Affen reagieren auf Animationen im Hollywood-Stil
Wer mehr über das soziale Miteinander von Affen lernen möchte, muss den Tieren die Gesichtsausdrücke ihrer Artgenossen in kontrollierter Weise präsentieren. Das ist mit Videos von echten Affen allein nicht möglich. Deshalb haben Neurowissenschaftlerinnen und Neurowissenschaftler der Arbeitsgruppen von Professor Peter Thier und Professor Martin Giese vom Hertie-Institut für klinische Hirnforschung und dem Werner Reichardt Centrum für Integrative Neurowissenschaften der Universität Tübingen einen Affen-Avatar entwickelt, der diesen Anforderungen genügt.

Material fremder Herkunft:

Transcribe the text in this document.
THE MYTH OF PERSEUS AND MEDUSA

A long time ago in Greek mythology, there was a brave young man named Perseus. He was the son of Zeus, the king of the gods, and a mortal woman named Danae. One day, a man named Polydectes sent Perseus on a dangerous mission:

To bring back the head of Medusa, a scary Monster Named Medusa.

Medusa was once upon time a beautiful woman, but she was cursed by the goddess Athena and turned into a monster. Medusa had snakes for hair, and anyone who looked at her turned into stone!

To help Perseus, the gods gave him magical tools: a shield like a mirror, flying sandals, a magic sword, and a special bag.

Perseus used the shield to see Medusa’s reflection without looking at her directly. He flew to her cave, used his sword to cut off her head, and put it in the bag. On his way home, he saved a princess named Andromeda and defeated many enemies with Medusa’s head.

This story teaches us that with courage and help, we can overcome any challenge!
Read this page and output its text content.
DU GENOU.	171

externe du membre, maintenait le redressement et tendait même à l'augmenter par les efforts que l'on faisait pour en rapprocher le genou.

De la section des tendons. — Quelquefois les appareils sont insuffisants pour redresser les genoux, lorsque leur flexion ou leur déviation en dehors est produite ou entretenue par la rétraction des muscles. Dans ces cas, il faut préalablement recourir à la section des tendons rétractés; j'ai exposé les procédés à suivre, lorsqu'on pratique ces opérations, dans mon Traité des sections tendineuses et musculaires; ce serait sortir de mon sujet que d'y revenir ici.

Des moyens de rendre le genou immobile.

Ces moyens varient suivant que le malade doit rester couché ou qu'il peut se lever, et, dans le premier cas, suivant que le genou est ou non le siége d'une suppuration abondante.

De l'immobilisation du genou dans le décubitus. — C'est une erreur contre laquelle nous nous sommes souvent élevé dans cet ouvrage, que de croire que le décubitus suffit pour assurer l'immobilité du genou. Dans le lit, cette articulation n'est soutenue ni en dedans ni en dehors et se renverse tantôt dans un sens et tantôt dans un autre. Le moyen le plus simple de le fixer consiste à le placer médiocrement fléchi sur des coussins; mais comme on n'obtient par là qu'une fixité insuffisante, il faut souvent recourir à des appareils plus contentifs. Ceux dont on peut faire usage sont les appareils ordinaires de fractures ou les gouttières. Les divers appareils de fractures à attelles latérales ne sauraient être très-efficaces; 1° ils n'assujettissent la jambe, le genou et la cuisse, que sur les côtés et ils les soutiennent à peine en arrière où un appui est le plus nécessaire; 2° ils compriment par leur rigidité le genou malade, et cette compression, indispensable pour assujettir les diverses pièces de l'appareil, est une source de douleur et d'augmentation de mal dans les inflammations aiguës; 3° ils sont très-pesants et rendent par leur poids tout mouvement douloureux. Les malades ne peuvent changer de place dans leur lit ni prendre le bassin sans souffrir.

Allerdings gibt es den sogenannten „Uncanny Valley“-Effekt. Dieser Effekt besagt, dass menschenähnliche Avatare bei menschlichen Betrachtern Befremden hervorrufen, wenn die Avatare zu realistisch sind. Dieser Effekt ist auch bei Affen nachgewiesen worden. Das ist ein starkes Argument dafür, dass die Wahrnehmung von Gesichtsausdrücken bei Menschen und Affen auf ähnlichen Mechanismen beruht. Die Tübinger Wissenschaftler zeigen nun in der Online-Fachzeitschrift eNeuro, dass der „Uncanny Valley“-Effekt bei Rhesusaffen überwunden werden kann. Die Tiere lehnen Avatare ab, die dem natürlichen Vorbild nicht nahekommen, akzeptieren jedoch eine natürlich anmutende Version und eine völlig fremde Form. „Wir bestätigen nicht nur, dass es den „Uncanny-Valley“-Effekt bei Rhesusaffen tatsächlich gibt, sondern zeigen auch, dass die Affen auf einen sehr natürlich anmutenden Avatar mit arttypischem Verhalten reagieren“, sagt Professor Thier.
Er und Professor Giese werden den akzeptierten Avatar nutzen, um zu verstehen, wie Rhesusaffen den Gesichtsausdruck ihrer Artgenossen wahrnehmen und angemessen darauf reagieren. „Solche Untersuchungen können uns helfen, herauszufinden, warum Menschen mit einer Autismus-Spektrum-Störung Schwierigkeiten haben, den Gesichtsausdruck und den Blick des anderen zu verstehen und damit umzugehen“, sagt Ramona Siebert, die Erstautorin der Studie. „Gesichtsausdrücke zu interpretieren ist eine Kernfunktion menschlicher Kommunikation“, so Professor Thier. „Wir haben durch die Verwendung des Avatars die Chance, zu verstehen, worauf das Kommunikationsdefizit beim menschlichen Autismus beruht“.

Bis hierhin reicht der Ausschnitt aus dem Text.